# Drive belt on Excelsior lathe



## Bobostro61 (Jan 13, 2013)

The belt on my Rockler Excelsior lathe is wearing out and I want to change it.  How do I go about changing the belt?  Anybody know?  There's nothing in the manual on how to do it.

Thanks!


----------



## Fibonacci (Jan 13, 2013)

You remove the handwheel, loosen the grub screws on the upper pulley, drive the spindle out toward the ways (use a rubber mallet or similar), take the old belt off the motor, put it back together in reverse.

The front bearing on the spindle is pressed onto the spindle, so it will come out with the spindle.  The rear bearing is pressed into the headstock, so it will stay.

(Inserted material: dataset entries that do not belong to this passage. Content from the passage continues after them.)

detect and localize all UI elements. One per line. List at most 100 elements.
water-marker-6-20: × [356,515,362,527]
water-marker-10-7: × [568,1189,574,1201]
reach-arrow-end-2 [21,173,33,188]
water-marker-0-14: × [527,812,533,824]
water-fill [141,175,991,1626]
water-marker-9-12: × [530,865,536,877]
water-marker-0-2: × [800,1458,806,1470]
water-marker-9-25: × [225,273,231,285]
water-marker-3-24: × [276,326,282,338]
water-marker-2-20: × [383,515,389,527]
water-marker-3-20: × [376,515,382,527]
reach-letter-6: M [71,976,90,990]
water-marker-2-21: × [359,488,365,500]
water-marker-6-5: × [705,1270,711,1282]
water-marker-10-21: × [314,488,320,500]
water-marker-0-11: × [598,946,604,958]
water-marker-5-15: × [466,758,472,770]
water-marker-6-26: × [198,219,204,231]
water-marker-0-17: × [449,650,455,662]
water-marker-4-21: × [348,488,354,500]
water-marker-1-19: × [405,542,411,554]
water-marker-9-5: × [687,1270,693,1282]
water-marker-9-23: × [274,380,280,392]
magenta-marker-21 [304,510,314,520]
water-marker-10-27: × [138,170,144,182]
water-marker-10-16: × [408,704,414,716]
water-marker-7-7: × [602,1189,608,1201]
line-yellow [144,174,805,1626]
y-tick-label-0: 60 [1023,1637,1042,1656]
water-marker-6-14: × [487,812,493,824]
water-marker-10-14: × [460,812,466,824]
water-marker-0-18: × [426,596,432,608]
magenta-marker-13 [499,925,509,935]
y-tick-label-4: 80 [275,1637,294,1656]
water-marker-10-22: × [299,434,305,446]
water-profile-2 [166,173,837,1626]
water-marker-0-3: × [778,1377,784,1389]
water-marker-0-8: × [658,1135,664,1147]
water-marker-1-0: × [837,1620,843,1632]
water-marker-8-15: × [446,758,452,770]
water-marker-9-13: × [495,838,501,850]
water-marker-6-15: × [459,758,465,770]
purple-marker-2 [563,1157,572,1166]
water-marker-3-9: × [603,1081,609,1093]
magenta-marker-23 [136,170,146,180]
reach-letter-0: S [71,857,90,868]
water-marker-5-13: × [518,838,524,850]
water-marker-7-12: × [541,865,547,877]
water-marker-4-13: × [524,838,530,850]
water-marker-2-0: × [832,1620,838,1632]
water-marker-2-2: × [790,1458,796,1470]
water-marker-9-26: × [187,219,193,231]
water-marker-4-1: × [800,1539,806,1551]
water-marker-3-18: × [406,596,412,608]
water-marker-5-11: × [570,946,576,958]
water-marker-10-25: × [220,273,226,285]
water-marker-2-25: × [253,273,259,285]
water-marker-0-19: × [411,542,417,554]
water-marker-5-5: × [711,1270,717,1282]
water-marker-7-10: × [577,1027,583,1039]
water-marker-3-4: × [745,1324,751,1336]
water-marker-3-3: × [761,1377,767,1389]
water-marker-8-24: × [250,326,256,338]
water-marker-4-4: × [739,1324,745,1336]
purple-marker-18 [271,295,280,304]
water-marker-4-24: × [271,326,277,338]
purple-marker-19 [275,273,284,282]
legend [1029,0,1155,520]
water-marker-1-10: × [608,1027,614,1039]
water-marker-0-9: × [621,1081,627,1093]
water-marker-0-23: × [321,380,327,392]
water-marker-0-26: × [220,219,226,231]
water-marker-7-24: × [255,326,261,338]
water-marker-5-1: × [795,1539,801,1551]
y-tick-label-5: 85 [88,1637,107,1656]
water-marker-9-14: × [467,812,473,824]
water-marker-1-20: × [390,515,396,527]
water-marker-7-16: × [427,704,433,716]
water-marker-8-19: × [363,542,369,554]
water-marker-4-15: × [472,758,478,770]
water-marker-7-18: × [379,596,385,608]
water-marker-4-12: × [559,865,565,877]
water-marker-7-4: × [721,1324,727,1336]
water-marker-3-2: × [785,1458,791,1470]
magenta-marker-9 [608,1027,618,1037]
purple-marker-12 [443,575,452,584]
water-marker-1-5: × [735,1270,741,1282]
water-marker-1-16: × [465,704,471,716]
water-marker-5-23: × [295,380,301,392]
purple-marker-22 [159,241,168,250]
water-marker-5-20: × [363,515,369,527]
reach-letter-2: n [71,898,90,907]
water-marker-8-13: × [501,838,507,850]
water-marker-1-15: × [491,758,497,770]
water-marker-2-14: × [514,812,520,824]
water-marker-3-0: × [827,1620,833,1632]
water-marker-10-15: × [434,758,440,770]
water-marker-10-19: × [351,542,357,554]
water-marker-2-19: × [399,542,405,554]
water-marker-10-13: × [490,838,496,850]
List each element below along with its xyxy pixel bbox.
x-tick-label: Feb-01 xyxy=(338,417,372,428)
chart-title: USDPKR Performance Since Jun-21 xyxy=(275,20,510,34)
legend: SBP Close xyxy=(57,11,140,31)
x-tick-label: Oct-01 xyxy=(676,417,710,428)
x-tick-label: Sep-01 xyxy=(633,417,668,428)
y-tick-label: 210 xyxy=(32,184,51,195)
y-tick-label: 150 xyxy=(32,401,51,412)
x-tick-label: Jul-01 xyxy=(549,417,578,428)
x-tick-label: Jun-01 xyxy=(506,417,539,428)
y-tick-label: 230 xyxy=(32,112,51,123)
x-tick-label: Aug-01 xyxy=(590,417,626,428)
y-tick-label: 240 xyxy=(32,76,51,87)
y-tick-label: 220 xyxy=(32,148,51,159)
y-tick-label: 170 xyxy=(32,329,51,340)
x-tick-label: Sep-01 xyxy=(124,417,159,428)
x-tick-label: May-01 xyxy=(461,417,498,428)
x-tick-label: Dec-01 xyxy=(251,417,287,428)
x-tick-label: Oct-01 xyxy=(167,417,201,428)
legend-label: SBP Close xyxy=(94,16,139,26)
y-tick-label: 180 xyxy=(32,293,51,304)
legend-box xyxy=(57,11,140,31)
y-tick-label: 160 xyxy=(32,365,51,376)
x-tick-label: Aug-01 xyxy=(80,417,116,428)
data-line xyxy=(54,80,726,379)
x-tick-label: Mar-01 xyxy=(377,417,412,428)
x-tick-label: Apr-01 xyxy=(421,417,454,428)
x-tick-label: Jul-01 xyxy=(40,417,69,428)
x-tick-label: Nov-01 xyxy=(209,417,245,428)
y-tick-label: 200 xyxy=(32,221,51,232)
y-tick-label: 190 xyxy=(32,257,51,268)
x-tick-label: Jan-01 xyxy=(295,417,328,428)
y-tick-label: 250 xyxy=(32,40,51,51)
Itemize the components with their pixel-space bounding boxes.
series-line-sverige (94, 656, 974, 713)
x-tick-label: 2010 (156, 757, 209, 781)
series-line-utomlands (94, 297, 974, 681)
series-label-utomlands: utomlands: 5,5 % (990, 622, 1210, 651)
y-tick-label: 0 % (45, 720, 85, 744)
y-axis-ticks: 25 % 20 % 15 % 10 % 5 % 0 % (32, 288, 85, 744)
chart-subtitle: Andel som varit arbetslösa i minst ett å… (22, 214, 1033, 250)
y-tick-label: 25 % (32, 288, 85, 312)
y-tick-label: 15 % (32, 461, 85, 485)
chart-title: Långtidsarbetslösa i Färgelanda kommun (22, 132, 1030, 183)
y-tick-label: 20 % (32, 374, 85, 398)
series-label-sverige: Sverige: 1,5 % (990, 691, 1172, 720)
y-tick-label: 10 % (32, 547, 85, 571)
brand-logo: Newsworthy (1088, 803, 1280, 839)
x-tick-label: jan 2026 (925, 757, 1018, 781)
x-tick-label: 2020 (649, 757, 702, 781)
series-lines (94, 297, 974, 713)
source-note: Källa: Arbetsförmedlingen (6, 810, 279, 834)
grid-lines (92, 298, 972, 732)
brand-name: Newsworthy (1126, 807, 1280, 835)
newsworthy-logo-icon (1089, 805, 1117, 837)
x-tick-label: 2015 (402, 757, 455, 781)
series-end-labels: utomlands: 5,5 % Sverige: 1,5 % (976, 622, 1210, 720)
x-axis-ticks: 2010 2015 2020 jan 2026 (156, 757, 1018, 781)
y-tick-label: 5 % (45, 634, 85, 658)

When you put it back together, be careful to get the motor and spindle  pulley lines up before you tighten the spindle pulley back down.  If  they are not aligned properly you will just eat the new belt right off.

The only place to really get screwed up is if you put the pulley back on the spindle backwards.  Nothing good comes of that.


----------



## hilltopper46 (Jan 13, 2013)

Grizzly has a lathe very similar to that one and you download the manual from their website. I think their manual is slightly better than the one for the excelsior.


----------



## studioso (Jan 17, 2013)

I wouldn't call that a manual...
anyways, the belt -as far as I recall- has no marking on it, so it's hard to identify. you can get a new one from rockler, give them a call, or bring your old one to a bearing/belts/tools shop.


----------



## Great Googly Moogly (Jan 17, 2013)

been there done that...confusing and concerning at the same time.  pound out the spindle...easy peasy...


----------



## Bobostro61 (Jan 23, 2013)

Fibonacci said:


> You remove the handwheel, loosen the grub screws on the upper pulley, drive the spindle out toward the ways (use a rubber mallet or similar), take the old belt off the motor, put it back together in reverse.
> 
> The front bearing on the spindle is pressed onto the spindle, so it will come out with the spindle.  The rear bearing is pressed into the headstock, so it will stay.
> 
> ...



When you say "Drive the spindle out toward the ways", is that driving it out toward the tail stock, or the other end?


----------



## Great Googly Moogly (Jan 24, 2013)

toward the tail stock.


----------



## PWL (Jan 24, 2013)

Try WebFile.com in LA.  I bought one for my Jet 1014 $6.00 delivered. You do have to count the ridges and measure the length. Good service and friendly.
Paul


----------